Accelerating Transactional Execution via Processing-In-Memory
OLTP in UPMEM
Accelerating Transactional Execution via Processing-In-Memory André Lopes, Daniel Castro, and Paolo Romano EUROSYS'26
This paper describes a way to implement OLTP for a processing-in-memory architecture. As with other academic research, it uses UPMEM (here are two summaries of papers that rely on UPMEM). Something I found surprising in this work is conflicts can cause transactions to abort, even if all transactions only access data in the same UPMEM bank.
UPMEM Refresher
A UPMEM DIMM is like a DRAM DIMM, but each bank contains a multi-threaded in-order core which can access data from the bank it is co-located with. This paper calls these processors DPUs (some other papers call them IDPs). The only way for two DPUs to communicate with each other is for the host CPU to read data from one bank and write it into another.
PIM-TIDE
The system described in this paper is called PIM-TIDE. It assumes that transactions come pre-sliced into computational graphs comprising subtransactions. A single subtransaction only accesses data within one bank (and thus executes on a specific DPU). Users of PIM-TIDE do not need to know exactly which data words a subtransaction will access, but they do need to be able to restrict a subtransaction to only access data from a specific bank. This works well on TPC-C style transactions where most of the database can be partitioned on warehouse_id.
The host CPU groups transactions into batches and sends work to the DPUs one batch at a time. Within a batch, transactions are categorized into two groups:
Local transactions execute entirely within a DPU
Distributed transactions execute across multiple DPUs
All subtransactions associated with distributed transactions within a batch are assigned a unique sequence number, which determines the order in which the subtransactions will commit. Local transactions are not preassigned to a commit order. DPUs first process all distributed subtransactions in a batch and then execute all local subtransactions.
Concurrency Control
Algorithm 3 illustrates PIM-TIDE’s concurrency control scheme for dealing with intra-DPU conflicts between subtransactions. LOCK_TABLE is stored in fast on-chip memory and is indexed by a hash of the word address. If a transaction aborts, state can be rolled back and the transaction is retried.
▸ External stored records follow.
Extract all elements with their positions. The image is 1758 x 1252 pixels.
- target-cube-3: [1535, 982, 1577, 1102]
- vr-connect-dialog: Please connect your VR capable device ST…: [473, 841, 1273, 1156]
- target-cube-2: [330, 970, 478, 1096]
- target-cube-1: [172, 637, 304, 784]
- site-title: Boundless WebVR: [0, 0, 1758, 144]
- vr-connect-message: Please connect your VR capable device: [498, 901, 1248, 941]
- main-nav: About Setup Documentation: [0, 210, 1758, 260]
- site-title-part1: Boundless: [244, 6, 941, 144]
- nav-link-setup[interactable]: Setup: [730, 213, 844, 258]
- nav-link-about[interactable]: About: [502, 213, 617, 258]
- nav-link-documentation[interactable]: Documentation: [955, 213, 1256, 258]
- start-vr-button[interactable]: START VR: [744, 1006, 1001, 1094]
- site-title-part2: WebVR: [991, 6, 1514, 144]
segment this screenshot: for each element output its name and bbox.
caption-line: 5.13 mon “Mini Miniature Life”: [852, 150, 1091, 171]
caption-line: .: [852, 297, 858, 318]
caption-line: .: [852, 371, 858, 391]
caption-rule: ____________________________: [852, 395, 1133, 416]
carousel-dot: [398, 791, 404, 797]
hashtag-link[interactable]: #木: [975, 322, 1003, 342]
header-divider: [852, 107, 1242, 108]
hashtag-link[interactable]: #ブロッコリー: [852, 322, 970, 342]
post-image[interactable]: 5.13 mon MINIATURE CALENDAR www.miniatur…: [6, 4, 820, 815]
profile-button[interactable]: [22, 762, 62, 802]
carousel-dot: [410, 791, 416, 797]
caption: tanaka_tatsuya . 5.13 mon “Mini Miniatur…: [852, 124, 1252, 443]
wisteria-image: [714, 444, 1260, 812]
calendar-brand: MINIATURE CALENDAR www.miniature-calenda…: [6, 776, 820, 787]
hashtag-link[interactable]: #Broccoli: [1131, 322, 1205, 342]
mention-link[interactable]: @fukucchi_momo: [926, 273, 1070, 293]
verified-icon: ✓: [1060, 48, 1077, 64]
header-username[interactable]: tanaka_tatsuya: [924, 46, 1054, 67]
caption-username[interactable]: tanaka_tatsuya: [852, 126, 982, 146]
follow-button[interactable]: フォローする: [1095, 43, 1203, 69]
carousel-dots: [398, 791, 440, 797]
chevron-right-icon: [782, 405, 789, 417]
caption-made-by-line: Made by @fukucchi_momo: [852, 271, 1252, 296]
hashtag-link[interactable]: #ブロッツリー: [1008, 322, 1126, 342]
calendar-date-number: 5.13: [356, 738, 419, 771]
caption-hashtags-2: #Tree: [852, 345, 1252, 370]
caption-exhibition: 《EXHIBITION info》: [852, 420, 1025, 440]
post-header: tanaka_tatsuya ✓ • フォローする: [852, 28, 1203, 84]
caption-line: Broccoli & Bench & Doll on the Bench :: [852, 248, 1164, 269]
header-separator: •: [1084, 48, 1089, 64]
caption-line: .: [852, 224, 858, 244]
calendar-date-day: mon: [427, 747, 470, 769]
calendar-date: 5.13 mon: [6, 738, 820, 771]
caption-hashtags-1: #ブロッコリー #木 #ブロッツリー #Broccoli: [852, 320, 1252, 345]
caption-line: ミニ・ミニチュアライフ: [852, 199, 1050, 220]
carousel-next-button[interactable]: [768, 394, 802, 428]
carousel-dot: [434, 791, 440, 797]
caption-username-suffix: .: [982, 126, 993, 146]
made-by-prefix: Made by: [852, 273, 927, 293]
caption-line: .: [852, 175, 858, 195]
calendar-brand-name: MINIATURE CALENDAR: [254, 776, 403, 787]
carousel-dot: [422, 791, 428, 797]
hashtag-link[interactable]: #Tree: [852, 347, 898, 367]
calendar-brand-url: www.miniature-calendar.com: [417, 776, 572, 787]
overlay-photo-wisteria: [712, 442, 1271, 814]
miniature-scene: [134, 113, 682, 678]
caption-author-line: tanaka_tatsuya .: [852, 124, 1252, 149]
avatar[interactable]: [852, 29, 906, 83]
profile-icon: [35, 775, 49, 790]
All transactions assigned to a DPU will commit eventually. Inter-DPU conflicts are handled by deterministic concurrency control (i.e., the pre-assigned sequence numbers).
Results
Fig. 3 compares performance of PIM-TIDE vs a CPU baseline for a mix of TPC-C transactions, wow that is a significant speedup. I believe all transactions/subtransactions are written by hand in C code that is compatible with UPMEM DPUs.
Dangling Pointers
TPC-C is easy to partition; I wonder how well PIM-TIDE does on workloads that are not as partitionable. Also, this scheme doesn’t seem to allow for interactive transactions, how important are those in the real world?